戴明月沒設想過,但她夢到過。在夢裏,她無數次回到那個小巷中,被鋪天蓋地的黑暗籠罩,但無論多少次,何夕都朝她伸手,眼眸中帶著溫潤的光,語氣關切輕柔,將她從泥濘中拉了起來。

她沒想到自己上一刻求了姻緣,下一刻就遇到了她。

“何老板,何老板?你說是先去財神殿求財還是去慈航殿求姻緣呢?”一旁的女律問。

何夕在呼喚聲回過神,她睫毛輕顫,掩下眸中情緒,聲音低沈:“隨意。”

眾人察覺到何夕的走神,順著她剛剛出神的方向看去,一眼就看到樹下低頭找口罩的戴明月。

“那是何老板你朋友麽?”女律師問,她覺得有些熟悉。

何夕喉嚨動了動,望向一旁的階梯,啞聲道:“走吧,先去財神殿。”

林霧站在她身側,很明顯地感受到她的情緒變化,也註意到她緊繃的下頜,像是在隱忍什麽。

她再次往樹下女子看去,心下震驚,接下來就是難以抑制的激動,這這這,這不是她最愛的演員戴明月嗎?!她的視力5.0,絕不可能認錯。
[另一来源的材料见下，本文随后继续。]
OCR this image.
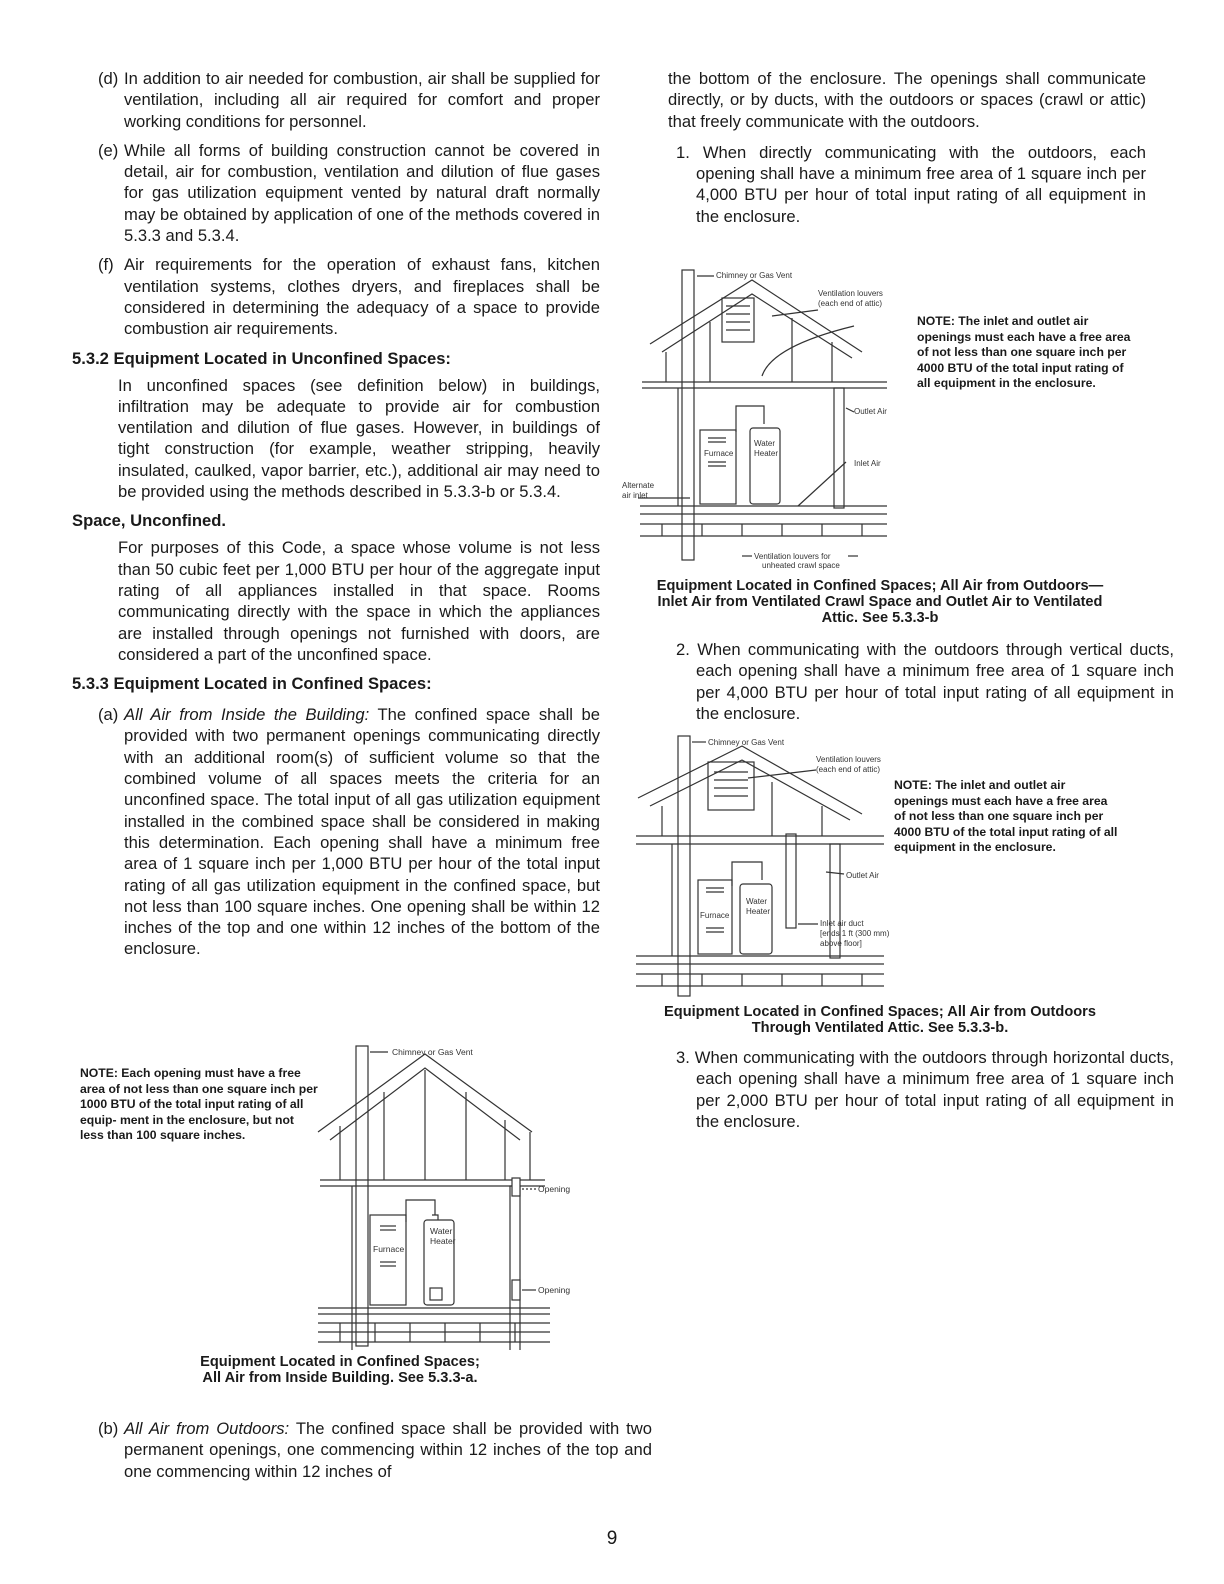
(d) In addition to air needed for combustion, air shall be supplied for ventilation, including all air required for comfort and proper working conditions for personnel.

(e) While all forms of building construction cannot be covered in detail, air for combustion, ventilation and dilution of flue gases for gas utilization equipment vented by natural draft normally may be obtained by application of one of the methods covered in 5.3.3 and 5.3.4.

(f) Air requirements for the operation of exhaust fans, kitchen ventilation systems, clothes dryers, and fireplaces shall be considered in determining the adequacy of a space to provide combustion air requirements.

5.3.2 Equipment Located in Unconfined Spaces:

In unconfined spaces (see definition below) in buildings, infiltration may be adequate to provide air for combustion ventilation and dilution of flue gases. However, in buildings of tight construction (for example, weather stripping, heavily insulated, caulked, vapor barrier, etc.), additional air may need to be provided using the methods described in 5.3.3-b or 5.3.4.

Space, Unconfined.

For purposes of this Code, a space whose volume is not less than 50 cubic feet per 1,000 BTU per hour of the aggregate input rating of all appliances installed in that space. Rooms communicating directly with the space in which the appliances are installed through openings not furnished with doors, are considered a part of the unconfined space.

5.3.3 Equipment Located in Confined Spaces:

(a) All Air from Inside the Building: The confined space shall be provided with two permanent openings communicating directly with an additional room(s) of sufficient volume so that the combined volume of all spaces meets the criteria for an unconfined space. The total input of all gas utilization equipment installed in the combined space shall be considered in making this determination. Each opening shall have a minimum free area of 1 square inch per 1,000 BTU per hour of the total input rating of all gas utilization equipment in the confined space, but not less than 100 square inches. One opening shall be within 12 inches of the top and one within 12 inches of the bottom of the enclosure.

NOTE: Each opening must have a free area of not less than one square inch per 1000 BTU of the total input rating of all equip- ment in the enclosure, but not less than 100 square inches.
Chimney or Gas Vent
Opening
Opening
Water
Heater
Furnace
Equipment Located in Confined Spaces;
All Air from Inside Building. See 5.3.3-a.

(b) All Air from Outdoors: The confined space shall be provided with two permanent openings, one commencing within 12 inches of the top and one commencing within 12 inches of

the bottom of the enclosure. The openings shall communicate directly, or by ducts, with the outdoors or spaces (crawl or attic) that freely communicate with the outdoors.

1. When directly communicating with the outdoors, each opening shall have a minimum free area of 1 square inch per 4,000 BTU per hour of total input rating of all equipment in the enclosure.

Chimney or Gas Vent
Ventilation louvers
(each end of attic)
Outlet Air
Inlet Air
Alternate
air inlet
Ventilation louvers for
unheated crawl space
Water
Heater
Furnace
NOTE: The inlet and outlet air openings must each have a free area of not less than one square inch per 4000 BTU of the total input rating of all equipment in the enclosure.
Equipment Located in Confined Spaces; All Air from Outdoors—
Inlet Air from Ventilated Crawl Space and Outlet Air to Ventilated
Attic. See 5.3.3-b

2. When communicating with the outdoors through vertical ducts, each opening shall have a minimum free area of 1 square inch per 4,000 BTU per hour of total input rating of all equipment in the enclosure.

Chimney or Gas Vent
Ventilation louvers
(each end of attic)
Outlet Air
Inlet air duct
[ends 1 ft (300 mm)
above floor]
Water
Heater
Furnace
NOTE: The inlet and outlet air openings must each have a free area of not less than one square inch per 4000 BTU of the total input rating of all equipment in the enclosure.
Equipment Located in Confined Spaces; All Air from Outdoors
Through Ventilated Attic. See 5.3.3-b.

3. When communicating with the outdoors through horizontal ducts, each opening shall have a minimum free area of 1 square inch per 2,000 BTU per hour of total input rating of all equipment in the enclosure.

9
林霧不追星,但她喜歡戴明月。語文老師曾在班上放過《生生不息》這部電影,故事發生在一個偏僻落後的村莊,戴明月飾演被販賣到此處的花季少女,多次出逃被抓後被迫與大她二十歲的中年男人結婚,在陳規陋習與封建思想的加持下,逐漸順從麻木,最終在生女兒時難產而亡。電影用大量鏡頭描繪了生育,

讓林霧動容的不僅是電影內容與戴明月的演技,還是她在微博上發的一段話:

“中國女性意識的覺醒路程是坎坷漫長的,我的聲音是微弱的。生,在我們的意識中總是喜悅、充滿希望的,繁衍是整個世界的共識,好像是宿命,是人類不可抗拒的選擇。但對於生育的描寫過於隱晦輕淡,以至於人們用瓜熟蒂落、呱呱墜地等輕描淡寫的詞語來形容,對生育之痛甚少描繪,更多是弄璋之喜、弄瓦之喜等。在拍這部電影前,曾與好友在村子裏生活過一段時間,所以才想要大家看到女性對於生育的忐忑、堅強、痛苦和勇敢。”
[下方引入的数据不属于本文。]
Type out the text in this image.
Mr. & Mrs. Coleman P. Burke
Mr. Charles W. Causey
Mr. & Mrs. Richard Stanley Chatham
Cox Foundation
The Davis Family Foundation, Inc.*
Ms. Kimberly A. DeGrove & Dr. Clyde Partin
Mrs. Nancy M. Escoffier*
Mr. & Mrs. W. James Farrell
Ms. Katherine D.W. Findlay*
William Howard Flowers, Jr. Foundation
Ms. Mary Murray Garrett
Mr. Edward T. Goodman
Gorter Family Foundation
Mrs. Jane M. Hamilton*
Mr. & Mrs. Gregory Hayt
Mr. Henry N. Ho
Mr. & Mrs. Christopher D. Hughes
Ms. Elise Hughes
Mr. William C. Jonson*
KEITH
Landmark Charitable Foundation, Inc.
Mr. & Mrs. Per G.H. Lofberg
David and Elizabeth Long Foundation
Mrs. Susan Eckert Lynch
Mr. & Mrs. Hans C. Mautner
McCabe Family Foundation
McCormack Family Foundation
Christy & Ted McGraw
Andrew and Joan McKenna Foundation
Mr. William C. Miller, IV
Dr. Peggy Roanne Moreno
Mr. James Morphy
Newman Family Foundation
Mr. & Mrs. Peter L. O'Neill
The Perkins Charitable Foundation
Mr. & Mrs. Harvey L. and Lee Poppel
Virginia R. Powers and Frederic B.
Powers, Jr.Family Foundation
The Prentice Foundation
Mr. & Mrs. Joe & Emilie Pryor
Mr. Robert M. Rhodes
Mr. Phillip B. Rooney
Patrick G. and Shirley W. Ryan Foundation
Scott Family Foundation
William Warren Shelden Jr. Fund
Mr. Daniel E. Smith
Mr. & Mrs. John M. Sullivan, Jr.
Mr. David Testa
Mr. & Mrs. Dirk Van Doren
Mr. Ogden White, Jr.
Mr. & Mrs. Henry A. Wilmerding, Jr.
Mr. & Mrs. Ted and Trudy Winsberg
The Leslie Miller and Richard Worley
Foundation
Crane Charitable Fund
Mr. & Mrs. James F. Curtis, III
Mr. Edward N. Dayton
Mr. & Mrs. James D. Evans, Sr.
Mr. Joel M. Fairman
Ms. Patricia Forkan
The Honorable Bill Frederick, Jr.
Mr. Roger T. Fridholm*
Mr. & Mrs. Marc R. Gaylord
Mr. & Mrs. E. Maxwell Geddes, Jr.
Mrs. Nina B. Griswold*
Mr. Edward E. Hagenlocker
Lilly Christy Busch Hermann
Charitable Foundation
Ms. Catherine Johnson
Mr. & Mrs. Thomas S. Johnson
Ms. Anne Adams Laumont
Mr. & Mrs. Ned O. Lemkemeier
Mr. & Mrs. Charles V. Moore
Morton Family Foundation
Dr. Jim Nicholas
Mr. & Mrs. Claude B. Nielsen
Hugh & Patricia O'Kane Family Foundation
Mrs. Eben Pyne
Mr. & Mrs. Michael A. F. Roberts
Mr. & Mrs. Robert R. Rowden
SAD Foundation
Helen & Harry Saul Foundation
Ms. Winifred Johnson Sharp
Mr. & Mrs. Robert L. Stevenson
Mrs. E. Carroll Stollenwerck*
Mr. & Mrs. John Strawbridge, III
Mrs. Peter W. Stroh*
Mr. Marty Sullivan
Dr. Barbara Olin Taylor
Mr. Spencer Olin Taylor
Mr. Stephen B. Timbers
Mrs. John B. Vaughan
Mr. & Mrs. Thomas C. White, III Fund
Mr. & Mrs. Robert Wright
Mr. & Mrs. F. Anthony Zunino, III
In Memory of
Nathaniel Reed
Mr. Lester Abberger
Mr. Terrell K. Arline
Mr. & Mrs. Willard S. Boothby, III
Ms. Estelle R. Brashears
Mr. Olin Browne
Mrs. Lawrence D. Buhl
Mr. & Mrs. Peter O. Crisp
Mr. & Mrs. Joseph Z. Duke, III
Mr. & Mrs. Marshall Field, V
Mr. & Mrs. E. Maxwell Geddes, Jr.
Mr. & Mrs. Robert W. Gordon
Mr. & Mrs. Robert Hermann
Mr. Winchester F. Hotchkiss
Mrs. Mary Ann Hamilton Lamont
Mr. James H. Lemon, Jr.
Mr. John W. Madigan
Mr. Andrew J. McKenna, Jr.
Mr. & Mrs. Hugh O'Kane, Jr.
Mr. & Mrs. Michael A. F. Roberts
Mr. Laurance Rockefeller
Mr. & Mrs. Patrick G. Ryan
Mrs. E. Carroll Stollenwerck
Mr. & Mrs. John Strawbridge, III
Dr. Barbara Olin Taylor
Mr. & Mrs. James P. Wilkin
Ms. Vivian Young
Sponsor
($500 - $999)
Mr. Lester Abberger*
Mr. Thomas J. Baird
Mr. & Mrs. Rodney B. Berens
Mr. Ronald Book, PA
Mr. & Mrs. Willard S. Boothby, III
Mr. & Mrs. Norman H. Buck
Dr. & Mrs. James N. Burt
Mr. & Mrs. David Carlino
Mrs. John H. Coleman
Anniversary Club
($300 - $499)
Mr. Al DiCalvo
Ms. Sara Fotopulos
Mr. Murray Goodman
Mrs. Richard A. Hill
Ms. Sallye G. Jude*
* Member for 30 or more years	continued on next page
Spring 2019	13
這段話為戴明月招來許多非議,有質疑她一個未婚未育女性說出這番言論的用意,有罵她打拳的,更離譜的還有人說她未婚生子。

戴明月也是因為這次事件決定退出微博。

但這段話曾支撐林霧度過無邊日夜,也讓她下定決心通過讀書走出大山。

林霧看著戴明月,轉過臉盡量壓低著難掩激動的聲線:“何夕姐,那是,那是戴影後嗎?是您朋友嗎?”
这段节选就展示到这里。